An inert gas injecting plate brick or insert nozzle brick (3, 4) for use in a sliding gate valve apparatus of molten metal, in particular for a closed start pouring system wherein an amount of molten metal is stored in a tundish prior to pouring the molten metal into a mould at the beginning of casting, wherein the sliding gate valve is provided with a pipe for gas injection,
characterized in that the plate brick or insert nozzle brick (3, 4) is horizontally split into at least two parts (3, 3' and 4, respectively) which form split surfaces between each other,
in that a plurality of small diameter pipes (2) are provided which are sealingly arranged and secured in the respective split surfaces,
and in that the small-diameter pipes (2) are in communication with an external connecting port (1) to a gas source and have their injecting openings (5) opening into a melt passing hole.
The inert gas injecting plate brick or insert nozzle brick (3, 4) according to claim 1,
characterized in that the small-diameter pipes (2) are bundled in a group or a plurality of groups which communicate with the connecting port (1) of a gas source and the melt passing hole.

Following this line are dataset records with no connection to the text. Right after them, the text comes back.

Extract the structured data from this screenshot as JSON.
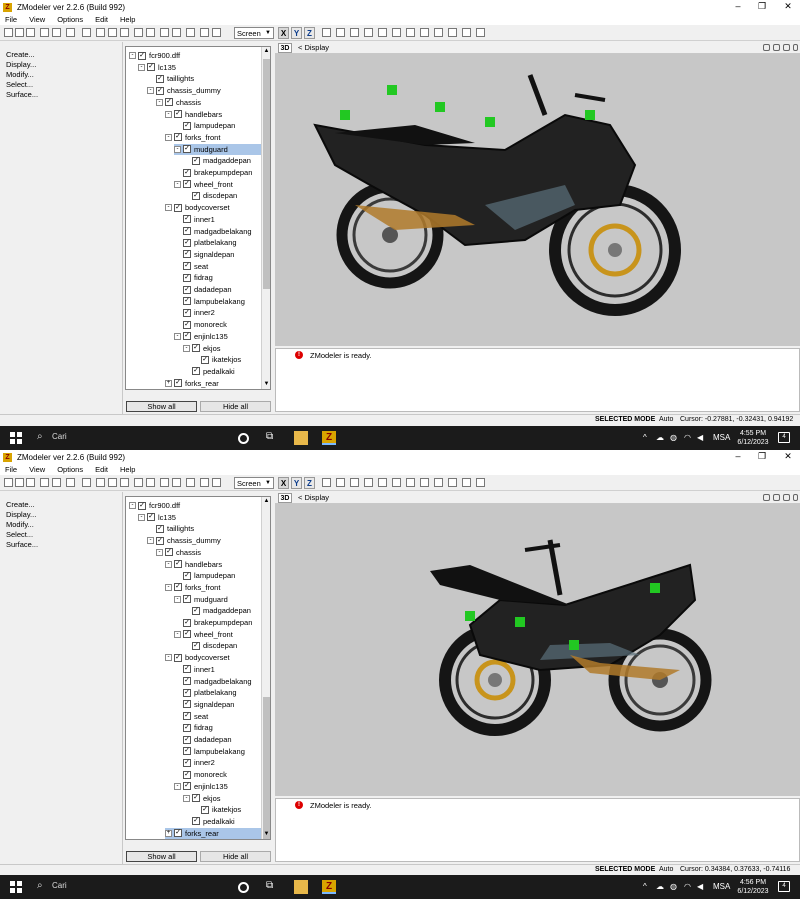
{
  "shots": [
    {
      "window_title": "ZModeler ver 2.2.6 (Build 992)",
      "menu": [
        "File",
        "View",
        "Options",
        "Edit",
        "Help"
      ],
      "toolbar": {
        "screen_label": "Screen",
        "axis_x": "X",
        "axis_y": "Y",
        "axis_z": "Z"
      },
      "left_menu": [
        "Create...",
        "Display...",
        "Modify...",
        "Select...",
        "Surface..."
      ],
      "tree": [
        {
          "label": "fcr900.dff",
          "level": 0,
          "exp": "-",
          "selected": false
        },
        {
          "label": "lc135",
          "level": 1,
          "exp": "-",
          "selected": false
        },
        {
          "label": "taillights",
          "level": 2,
          "exp": "",
          "selected": false
        },
        {
          "label": "chassis_dummy",
          "level": 2,
          "exp": "-",
          "selected": false
        },
        {
          "label": "chassis",
          "level": 3,
          "exp": "-",
          "selected": false
        },
        {
          "label": "handlebars",
          "level": 4,
          "exp": "-",
          "selected": false
        },
        {
          "label": "lampudepan",
          "level": 5,
          "exp": "",
          "selected": false
        },
        {
          "label": "forks_front",
          "level": 4,
          "exp": "-",
          "selected": false
        },
        {
          "label": "mudguard",
          "level": 5,
          "exp": "-",
          "selected": true
        },
        {
          "label": "madgaddepan",
          "level": 6,
          "exp": "",
          "selected": false
        },
        {
          "label": "brakepumpdepan",
          "level": 5,
          "exp": "",
          "selected": false
        },
        {
          "label": "wheel_front",
          "level": 5,
          "exp": "-",
          "selected": false
        },
        {
          "label": "discdepan",
          "level": 6,
          "exp": "",
          "selected": false
        },
        {
          "label": "bodycoverset",
          "level": 4,
          "exp": "-",
          "selected": false
        },
        {
          "label": "inner1",
          "level": 5,
          "exp": "",
          "selected": false
        },
        {
          "label": "madgadbelakang",
          "level": 5,
          "exp": "",
          "selected": false
        },
        {
          "label": "platbelakang",
          "level": 5,
          "exp": "",
          "selected": false
        },
        {
          "label": "signaldepan",
          "level": 5,
          "exp": "",
          "selected": false
        },
        {
          "label": "seat",
          "level": 5,
          "exp": "",
          "selected": false
        },
        {
          "label": "fidrag",
          "level": 5,
          "exp": "",
          "selected": false
        },
        {
          "label": "dadadepan",
          "level": 5,
          "exp": "",
          "selected": false
        },
        {
          "label": "lampubelakang",
          "level": 5,
          "exp": "",
          "selected": false
        },
        {
          "label": "inner2",
          "level": 5,
          "exp": "",
          "selected": false
        },
        {
          "label": "monoreck",
          "level": 5,
          "exp": "",
          "selected": false
        },
        {
          "label": "enjinlc135",
          "level": 5,
          "exp": "-",
          "selected": false
        },
        {
          "label": "ekjos",
          "level": 6,
          "exp": "-",
          "selected": false
        },
        {
          "label": "ikatekjos",
          "level": 7,
          "exp": "",
          "selected": false
        },
        {
          "label": "pedalkaki",
          "level": 6,
          "exp": "",
          "selected": false
        },
        {
          "label": "forks_rear",
          "level": 4,
          "exp": "+",
          "selected": false
        }
      ],
      "show_all": "Show all",
      "hide_all": "Hide all",
      "view_3d": "3D",
      "view_title": "Display",
      "log_message": "ZModeler is ready.",
      "status_mode": "SELECTED MODE",
      "status_auto": "Auto",
      "status_cursor": "Cursor: -0.27881, -0.32431, 0.94192",
      "search_label": "Cari",
      "lang": "MSA",
      "time": "4:55 PM",
      "date": "6/12/2023",
      "notif_count": "4"
    },
    {
      "window_title": "ZModeler ver 2.2.6 (Build 992)",
      "menu": [
        "File",
        "View",
        "Options",
        "Edit",
        "Help"
      ],
      "toolbar": {
        "screen_label": "Screen",
        "axis_x": "X",
        "axis_y": "Y",
        "axis_z": "Z"
      },
      "left_menu": [
        "Create...",
        "Display...",
        "Modify...",
        "Select...",
        "Surface..."
      ],
      "tree": [
        {
          "label": "fcr900.dff",
          "level": 0,
          "exp": "-",
          "selected": false
        },
        {
          "label": "lc135",
          "level": 1,
          "exp": "-",
          "selected": false
        },
        {
          "label": "taillights",
          "level": 2,
          "exp": "",
          "selected": false
        },
        {
          "label": "chassis_dummy",
          "level": 2,
          "exp": "-",
          "selected": false
        },
        {
          "label": "chassis",
          "level": 3,
          "exp": "-",
          "selected": false
        },
        {
          "label": "handlebars",
          "level": 4,
          "exp": "-",
          "selected": false
        },
        {
          "label": "lampudepan",
          "level": 5,
          "exp": "",
          "selected": false
        },
        {
          "label": "forks_front",
          "level": 4,
          "exp": "-",
          "selected": false
        },
        {
          "label": "mudguard",
          "level": 5,
          "exp": "-",
          "selected": false
        },
        {
          "label": "madgaddepan",
          "level": 6,
          "exp": "",
          "selected": false
        },
        {
          "label": "brakepumpdepan",
          "level": 5,
          "exp": "",
          "selected": false
        },
        {
          "label": "wheel_front",
          "level": 5,
          "exp": "-",
          "selected": false
        },
        {
          "label": "discdepan",
          "level": 6,
          "exp": "",
          "selected": false
        },
        {
          "label": "bodycoverset",
          "level": 4,
          "exp": "-",
          "selected": false
        },
        {
          "label": "inner1",
          "level": 5,
          "exp": "",
          "selected": false
        },
        {
          "label": "madgadbelakang",
          "level": 5,
          "exp": "",
          "selected": false
        },
        {
          "label": "platbelakang",
          "level": 5,
          "exp": "",
          "selected": false
        },
        {
          "label": "signaldepan",
          "level": 5,
          "exp": "",
          "selected": false
        },
        {
          "label": "seat",
          "level": 5,
          "exp": "",
          "selected": false
        },
        {
          "label": "fidrag",
          "level": 5,
          "exp": "",
          "selected": false
        },
        {
          "label": "dadadepan",
          "level": 5,
          "exp": "",
          "selected": false
        },
        {
          "label": "lampubelakang",
          "level": 5,
          "exp": "",
          "selected": false
        },
        {
          "label": "inner2",
          "level": 5,
          "exp": "",
          "selected": false
        },
        {
          "label": "monoreck",
          "level": 5,
          "exp": "",
          "selected": false
        },
        {
          "label": "enjinlc135",
          "level": 5,
          "exp": "-",
          "selected": false
        },
        {
          "label": "ekjos",
          "level": 6,
          "exp": "-",
          "selected": false
        },
        {
          "label": "ikatekjos",
          "level": 7,
          "exp": "",
          "selected": false
        },
        {
          "label": "pedalkaki",
          "level": 6,
          "exp": "",
          "selected": false
        },
        {
          "label": "forks_rear",
          "level": 4,
          "exp": "+",
          "selected": true
        }
      ],
      "show_all": "Show all",
      "hide_all": "Hide all",
      "view_3d": "3D",
      "view_title": "Display",
      "log_message": "ZModeler is ready.",
      "status_mode": "SELECTED MODE",
      "status_auto": "Auto",
      "status_cursor": "Cursor: 0.34384, 0.37633, -0.74116",
      "search_label": "Cari",
      "lang": "MSA",
      "time": "4:56 PM",
      "date": "6/12/2023",
      "notif_count": "4"
    }
  ],
  "colors": {
    "viewport_bg": "#c7c7c7",
    "selection": "#aac6e8",
    "taskbar": "#1b1b1b",
    "dummy_cube": "#22c822"
  }
}
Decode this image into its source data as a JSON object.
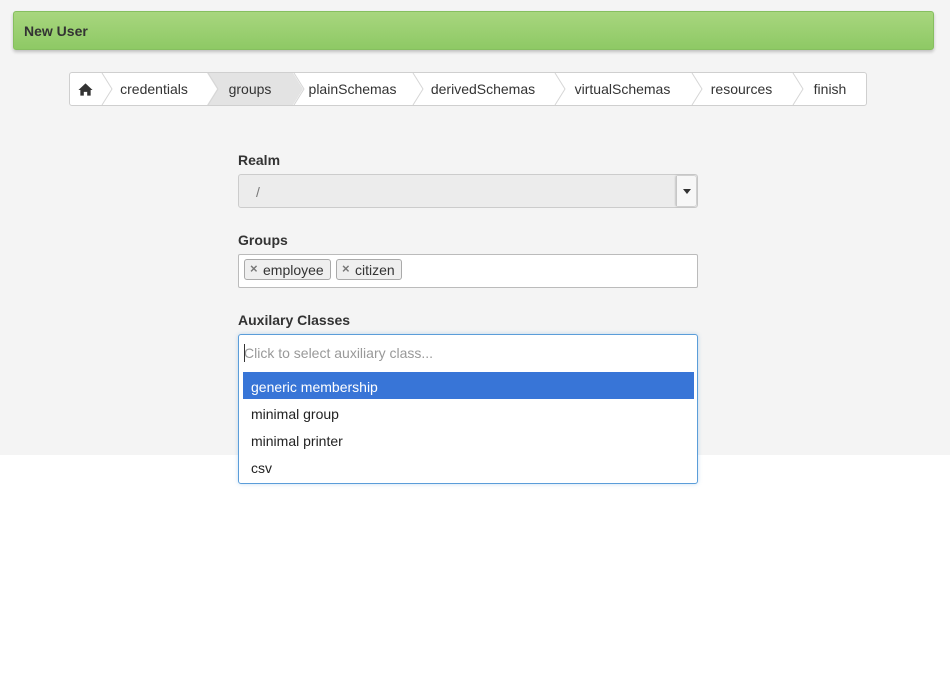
{
  "header": {
    "title": "New User"
  },
  "wizard": {
    "home_icon": "home-icon",
    "steps": [
      {
        "label": "credentials",
        "active": false
      },
      {
        "label": "groups",
        "active": true
      },
      {
        "label": "plainSchemas",
        "active": false
      },
      {
        "label": "derivedSchemas",
        "active": false
      },
      {
        "label": "virtualSchemas",
        "active": false
      },
      {
        "label": "resources",
        "active": false
      },
      {
        "label": "finish",
        "active": false
      }
    ]
  },
  "form": {
    "realm": {
      "label": "Realm",
      "value": "/"
    },
    "groups": {
      "label": "Groups",
      "tags": [
        "employee",
        "citizen"
      ],
      "remove_symbol": "×"
    },
    "auxiliary": {
      "label": "Auxilary Classes",
      "placeholder": "Click to select auxiliary class...",
      "options": [
        "generic membership",
        "minimal group",
        "minimal printer",
        "csv"
      ],
      "highlighted": "generic membership"
    }
  },
  "colors": {
    "header_green": "#8ec965",
    "highlight_blue": "#3875d7",
    "focus_border": "#5b9dd9"
  }
}
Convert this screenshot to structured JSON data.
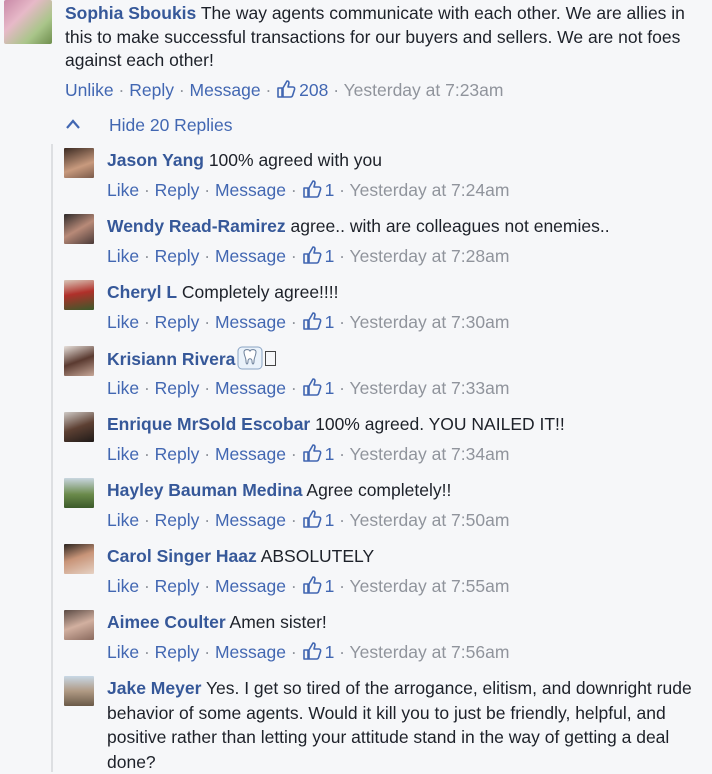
{
  "main_comment": {
    "author": "Sophia Sboukis",
    "text": "The way agents communicate with each other. We are allies in this to make successful transactions for our buyers and sellers. We are not foes against each other!",
    "actions": {
      "unlike": "Unlike",
      "reply": "Reply",
      "message": "Message",
      "like_count": "208",
      "time": "Yesterday at 7:23am"
    }
  },
  "hide_replies_label": "Hide 20 Replies",
  "replies": [
    {
      "author": "Jason Yang",
      "text": "100% agreed with you",
      "like": "Like",
      "reply": "Reply",
      "message": "Message",
      "count": "1",
      "time": "Yesterday at 7:24am"
    },
    {
      "author": "Wendy Read-Ramirez",
      "text": "agree.. with are colleagues not enemies..",
      "like": "Like",
      "reply": "Reply",
      "message": "Message",
      "count": "1",
      "time": "Yesterday at 7:28am"
    },
    {
      "author": "Cheryl L",
      "text": "Completely agree!!!!",
      "like": "Like",
      "reply": "Reply",
      "message": "Message",
      "count": "1",
      "time": "Yesterday at 7:30am"
    },
    {
      "author": "Krisiann Rivera",
      "text": "",
      "like": "Like",
      "reply": "Reply",
      "message": "Message",
      "count": "1",
      "time": "Yesterday at 7:33am"
    },
    {
      "author": "Enrique MrSold Escobar",
      "text": "100% agreed. YOU NAILED IT!!",
      "like": "Like",
      "reply": "Reply",
      "message": "Message",
      "count": "1",
      "time": "Yesterday at 7:34am"
    },
    {
      "author": "Hayley Bauman Medina",
      "text": "Agree completely!!",
      "like": "Like",
      "reply": "Reply",
      "message": "Message",
      "count": "1",
      "time": "Yesterday at 7:50am"
    },
    {
      "author": "Carol Singer Haaz",
      "text": "ABSOLUTELY",
      "like": "Like",
      "reply": "Reply",
      "message": "Message",
      "count": "1",
      "time": "Yesterday at 7:55am"
    },
    {
      "author": "Aimee Coulter",
      "text": "Amen sister!",
      "like": "Like",
      "reply": "Reply",
      "message": "Message",
      "count": "1",
      "time": "Yesterday at 7:56am"
    },
    {
      "author": "Jake Meyer",
      "text": "Yes. I get so tired of the arrogance, elitism, and downright rude behavior of some agents. Would it kill you to just be friendly, helpful, and positive rather than letting your attitude stand in the way of getting a deal done?"
    }
  ],
  "colors": {
    "link": "#365899",
    "action": "#4267b2",
    "muted": "#90949c",
    "background": "#f6f7f9"
  }
}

The inert gas injecting plate brick or insert nozzle brick (3, 4) according to claim 1 or 2,
characterized in that the small-diameter pipes (2) are disposed along lines which, when viewed from above, extend perpendicularly or angularly with respect to the melt passing hole,
wherein the small-diameter pipes (2) are provided in planes which are perpendicular or inclined with respect to the melt passing hole so that they open horizontally and/or obliquely upwards and/or downwards into the melt passing hole.
The inert gas injecting plate brick or insert nozzle brick (3, 4) according to any of claims 1 to 3, characterized in that the small-diameter pipes (2) are made of metal or ceramic.
The inert gas injecting plate brick or insert nozzle brick (3, 4) according to any of claims 1 to 4, characterized in that the brick (3, 4) is provided with at least one through hole each of which is provided with small-diameter pipes (2) for injecting gas.
The inert gas injecting plate brick or insert nozzle brick (3, 4) according to any of claims 1 to 5, characterized in that one (4) of the parts (3, 4) is provided with grooves (10) receiving the plurality of small-diameter pipes and the other (3) of the parts (3, 4) opposite thereto is formed without grooves.